Il est nécessaire bien sûr de rappeler d’abord les contradictions du système capitaliste, mais aussi du système socialiste totalitaire des pays de l’Est, pour bien nous démarquer de ceux-ci.
Ensuite nous devons affiner, perfectionner l’exposé des postulats de l’économie distributive afin de les rendre plus assimilables, plus crédibles pour les néophytes. Dire, par exemple, que le salariat sera aboli, qu’un revenu social sera versé à chacun, que tout individu sera tenu de participer à un service social ne peut donner qu’une vision déformée de ce que serait une économie distributive, en laissant craindre l’instauration d’une société communiste autoritaire, et le nivellement par le bas.
Nous savons bien nous, militants convaincus, que ce ne serait pas le cas, encore que les sociétés n’évoluent pas toujours dans le sens rêvé par les novateurs et les pionniers originels. Mais nous devons nous mettre à la place de ceux qui entendent parler d’économie distributive pour la 1ere fois.
Soyons donc réalistes et efficaces. Admettons que partant de la situation actuelle le salariat ne pourra être aboli rapidement, et qu’il sera donc maintenu jusqu’à ce que les esprits aient suffisamment évolué pour admettre sa disparition.
Justifions le principe d’un revenu social de base en rappelant que les progrès techniques éliminent et élimineront de plus en plus de travailleurs, et qu’il faut donc solvabiliser les consommateurs sans emploi, ni ressources, c’està-dire leur distribuer du pouvoir d’achat. Indiquons que le financement du revenu social ne peut se faire que dans une économie distributive utilisant une monnaie de consommation gagée sur la production et progressant avec celleci, alors que dans le système actuel il faut prendre aux uns pour donner aux autres. La crise est uniquement financière.
Evitons aussi de parler d’un service social pour tous qui est vite assimilé par nos détracteurs à une sorte de service militaire obligatoire.

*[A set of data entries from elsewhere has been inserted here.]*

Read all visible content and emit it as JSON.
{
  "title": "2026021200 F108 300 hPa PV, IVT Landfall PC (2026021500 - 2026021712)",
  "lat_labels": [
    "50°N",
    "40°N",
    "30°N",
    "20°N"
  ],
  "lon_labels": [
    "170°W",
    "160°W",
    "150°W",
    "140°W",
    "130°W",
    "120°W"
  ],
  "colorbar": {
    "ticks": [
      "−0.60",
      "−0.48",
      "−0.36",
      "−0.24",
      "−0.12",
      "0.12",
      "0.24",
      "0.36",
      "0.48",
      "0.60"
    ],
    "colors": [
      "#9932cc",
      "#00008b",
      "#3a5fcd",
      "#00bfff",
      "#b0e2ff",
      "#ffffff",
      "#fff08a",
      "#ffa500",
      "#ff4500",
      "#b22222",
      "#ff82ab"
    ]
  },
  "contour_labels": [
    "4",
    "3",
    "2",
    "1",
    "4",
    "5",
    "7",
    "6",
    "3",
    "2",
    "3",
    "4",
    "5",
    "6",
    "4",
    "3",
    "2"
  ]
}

Parlons de partage du travail, de la diminution de la durée hebdomadaire, et de l’augmentation et de l’utilisation des loisirs. Le service social pourrait être préconisé au début pour les tâches rebutantes, dédaignées, qui pourraient être assumées par les jeunes ou des volontaires plus âgés dans une sorte de service civil. Ce serait là l’embryon du futur service social.
L’ignorance, même de leaders politiques, sur le fonctionnement des mécanismes bancaires et financiers étant effarante, il serait souhaitable de consacrer un chapitre sur ce sujet qui pourrait être un résumé des idées principales contenues dans les livres « Les yeux ouverts » ou « Pourquoi manquons-nous de crédits ? » de Jacques DUBOIN.
Car la méfiance la plus difficile à vaincre concerne la possibilité de verser des revenus sans les prélever sur d’autres, c’est-à-dire de financer l’économie distributive. Il faut donc expliquer très clairement la méthode qui serait utilisée.
Pour mettre au point ce condensé de nos thèses il serait souhaitable de former un comité ou une commission qui ferait la synthèse des divers apports et avis exprimés.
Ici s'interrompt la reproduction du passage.